Re: SUCCESS! The "sick" 475A is now the "fixed" 475A!


Jim Ford
 

Great story, Tom, about Polarad and HP competing.

Polarad, I believe got bought by Rohde & Schwarz. In the mid 1980's I worked for the Varian Beverly Microwave Division north of Boston, and we had 2 nearly identical measuring receivers, one with a Polarad badge and one with an R&S badge. We used the two channels in them to measure the phase difference of the Constant Phase Limiting Amplifiers we were building.

Jim Ford

------ Original Message ------
From: "Tom Lee" <tomlee@ee.stanford.edu>
To: TekScopes@groups.io
Sent: 12/8/2020 10:25:37 AM
Subject: Re: [TekScopes] SUCCESS! The "sick" 475A is now the "fixed" 475A!

Jeff,

I would not spend too much time looking at the 491’s docs — it’s a very primitive instrument architecturally, and today serves mainly as an example of how not to design an SA. The 492 is a completely different instrument. If you’re going to study a Tek SA, that’s probably the best starting point (along with the related Tek Concepts books).

Raymond pointed you to the HP Memory site, which has an amazing wealth of information, including many reminiscences of the design teams who created many of their groundbreaking instruments. Often they’ll utter a throwaway sentence that explains many mysteries (“Oh — THAT’s why they did it that way!”). You can spend many hours there. Way better than anything on Netflix; it’s Nerdflix, except no flix.

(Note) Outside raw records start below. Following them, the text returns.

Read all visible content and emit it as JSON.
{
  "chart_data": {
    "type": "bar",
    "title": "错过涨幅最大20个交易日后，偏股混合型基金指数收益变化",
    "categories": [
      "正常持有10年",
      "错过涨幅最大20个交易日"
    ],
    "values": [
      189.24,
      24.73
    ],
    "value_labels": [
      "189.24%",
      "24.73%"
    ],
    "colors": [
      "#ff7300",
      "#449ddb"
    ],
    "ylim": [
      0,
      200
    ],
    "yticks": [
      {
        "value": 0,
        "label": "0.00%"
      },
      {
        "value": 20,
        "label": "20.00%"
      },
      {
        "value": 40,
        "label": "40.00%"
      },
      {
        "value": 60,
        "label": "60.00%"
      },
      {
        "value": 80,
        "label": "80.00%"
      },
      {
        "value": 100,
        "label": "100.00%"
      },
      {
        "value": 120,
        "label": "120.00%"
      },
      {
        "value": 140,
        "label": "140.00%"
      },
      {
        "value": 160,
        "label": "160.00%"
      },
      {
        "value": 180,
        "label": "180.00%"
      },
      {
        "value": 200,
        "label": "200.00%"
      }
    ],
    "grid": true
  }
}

One of my favorite stories is about their first SA, the 8551A. It was revolutionary because they were able to tame a beast called the backward-wave oscillator (BWO), which is a vacuum tube oscillator that can be tuned over octaves. The BWO was, and is, infamous for having a maddening ability to burst into song at unwanted frequencies, but HP’s engineers figured out how to tamp down that tendency. I won’t burden this thread with a long explanation about why a broadly-tunable oscillator is a good thing for an SA, but just accept for now that More is Better here, and that HP’s solution enabled a kick-ass SA.

Polarad, which was then the dominant SA supplier, attempted to defend their franchise by underbidding HP for a huge DoD contract, and set about copying the 8551A. Polarad’s engineers could not solve the BWO problem, though, so they ended up fulfilling the contract by buying 8551As from HP at full price and rebadging them. HP made a fortune off of that.

Cheers,
Tom



Sent from my iThing, so please forgive typos and brevity.

On Dec 8, 2020, at 8:42 AM, Jeff Dutky <jeff.dutky@gmail.com> wrote:

Tom,

Well, my neural net seems to be quite open to calibration, but my eyes are another story

I have actually been running tests (quantitatively unsuccessful, but qualitatively enlightening) on the visual bandwidth of my scopes (feeding in a Z-axis signal and seeing how many discernible dots I can fit across the screen), and this has really driven home what the actual precision of the scope display is (it's not more than about 9 bits in either direction). I recall my father saying something similar about the 4014 terminals that he used: the resolution of the drawing commands was 4k x 4k, but the actual screen resolution was much lower (I don't recall the exact numbers, but i now expect that they couldn't resolve more than 512 dots across the small [12 inch?] screens, and probably not more than 1k across the large [20 inch?] CAD displays we saw once at a Goddard open house). By my calculation the 400 and 2200 series scopes aren't actually displaying more than 640x400 pixels, and only 320x200 resolvable, distinct lines. This severely limits the precision of any measurements you make by eye on screen despite the apparent smoothness of the waveforms.

I'm still a little mystified by exactly what concrete tasks I might need a volts or watts per frequency measurement for, but I'm happy to wait for enlightenment while I play with a new toy. I'm a very hands-on learner, even when I'm rigorously going through theory need to have concrete examples to test myself against and to illustrate academically presented topics.

I see that there were two SAs in the 400 series, one much more "analog" (and of much older manufacture) than the other, and at least two more in the 2700 series (they look like siblings to the 2200 and 2400 series scopes). They seem pretty rare on eBay, and are asking much higher prices than the comparable era scopes. At some point I will need to read through the manuals for the 491, just to see how the spectrum analysis was done in the days before microprocessors.

Everything I have learned since taking up this hobby has fed a keen awareness that, even when they are in perfect working order, your instruments are lying to you (if only by omission).